Suzie’s hand must have slipped from the mouthpiece because Erik could hear the hushed conversation taking place on the other end.

“Mom! He’s waiting on the phone! You have to talk to him.”

“Suzie, it’s— but— I can’t.” She was doing that blubbering thing she did when being asked to do something she really didn’t want to do. Erik’s heart was in his throat, blocking off his airway, and his lungs burned with the lack of oxygen.

“Mom! You can’t just not talk to him.”

“Suzie! I don’t like your tone.”

Erik leaned heavily against the wall and let his legs give way under him as he slid to the floor.

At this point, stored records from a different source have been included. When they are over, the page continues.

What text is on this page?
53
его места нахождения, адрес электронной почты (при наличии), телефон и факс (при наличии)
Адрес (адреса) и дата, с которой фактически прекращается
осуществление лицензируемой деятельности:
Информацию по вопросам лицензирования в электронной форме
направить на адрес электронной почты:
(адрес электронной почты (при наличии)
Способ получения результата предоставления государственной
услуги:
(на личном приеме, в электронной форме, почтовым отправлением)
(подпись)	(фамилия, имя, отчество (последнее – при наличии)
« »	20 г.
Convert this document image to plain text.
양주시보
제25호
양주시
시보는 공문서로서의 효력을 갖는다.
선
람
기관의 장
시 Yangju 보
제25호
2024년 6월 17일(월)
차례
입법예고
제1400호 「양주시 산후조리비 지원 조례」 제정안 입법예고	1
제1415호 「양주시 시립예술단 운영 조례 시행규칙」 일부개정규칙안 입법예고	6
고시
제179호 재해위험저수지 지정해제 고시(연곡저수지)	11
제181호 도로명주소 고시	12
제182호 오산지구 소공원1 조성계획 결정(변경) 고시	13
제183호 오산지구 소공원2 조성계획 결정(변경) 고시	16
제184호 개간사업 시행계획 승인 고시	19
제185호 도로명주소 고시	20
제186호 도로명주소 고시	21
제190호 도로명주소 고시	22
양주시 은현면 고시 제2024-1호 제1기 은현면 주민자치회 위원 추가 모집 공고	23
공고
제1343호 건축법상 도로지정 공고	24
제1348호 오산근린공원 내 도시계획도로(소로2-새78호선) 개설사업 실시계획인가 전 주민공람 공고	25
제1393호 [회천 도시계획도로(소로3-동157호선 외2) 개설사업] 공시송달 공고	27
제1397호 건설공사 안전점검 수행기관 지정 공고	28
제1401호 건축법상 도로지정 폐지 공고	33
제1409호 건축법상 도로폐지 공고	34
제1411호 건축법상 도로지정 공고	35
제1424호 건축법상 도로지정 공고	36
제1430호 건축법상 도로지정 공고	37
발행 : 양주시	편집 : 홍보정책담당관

His mother was more concerned about his sister’s tone of voice than speaking to him.

“Mom!” A pause from Suzie. “Mom!”

She must have walked away.

Erik squeezed his eyes shut and fought back the stinging behind his lids. Why had he thought this would be a good idea? He almost hung up when he heard a shuffling sound as the phone was handed off to someone else.

“Hello? Erik?” It was Dean.

“Hey.” Erik cleared his throat. “Hi, Dean.”

Dean sighed heavily into the phone. “Look, I’m sorry, but… it’s probably not a good idea to talk to Mom or Dad right now.”

Erik took a shaky breath. Just hold it together for the rest of the call, just a couple more minutes. “Mmhmm.” He didn’t quite trust himself to speak.

“You’re doing okay?”

At least the question sounded genuine.

“Yeah.” Erik took another gulp of air and cleared his throat again. “I’m good. I’m doing well. Yeah. Thanks for asking. And you guys? How’s everyone doing at home?” He hated how high his voice went when he tried to sound cheerful.

“Yeah, we’re good. Um, the kids have been asking about you.”

Erik bit back a sob. “Can you tell them I love them?” He managed to squeak out.

“Yeah, I will.”

There was still so much more that Erik wanted to say, so much that he wished they knew about him. But what use was it now? What could he say now to get them to listen, to get them to understand that he was the same person they’d always known? What could he say to convince them to let him back in?

“I… I should go.” Dean sounded resigned, and Erik thought he heard a tinge of regret.

“Yeah.” Another deep breath. “Yeah, okay. Happy Thanksgiving.”

“Happy Thanksgiving to you, too.”

As the line went dead, Erik gripped the phone tightly in his hand, and despite telling himself not to, he threw the damn thing across the room. It hit the opposite wall with crack and tumbled to the floor.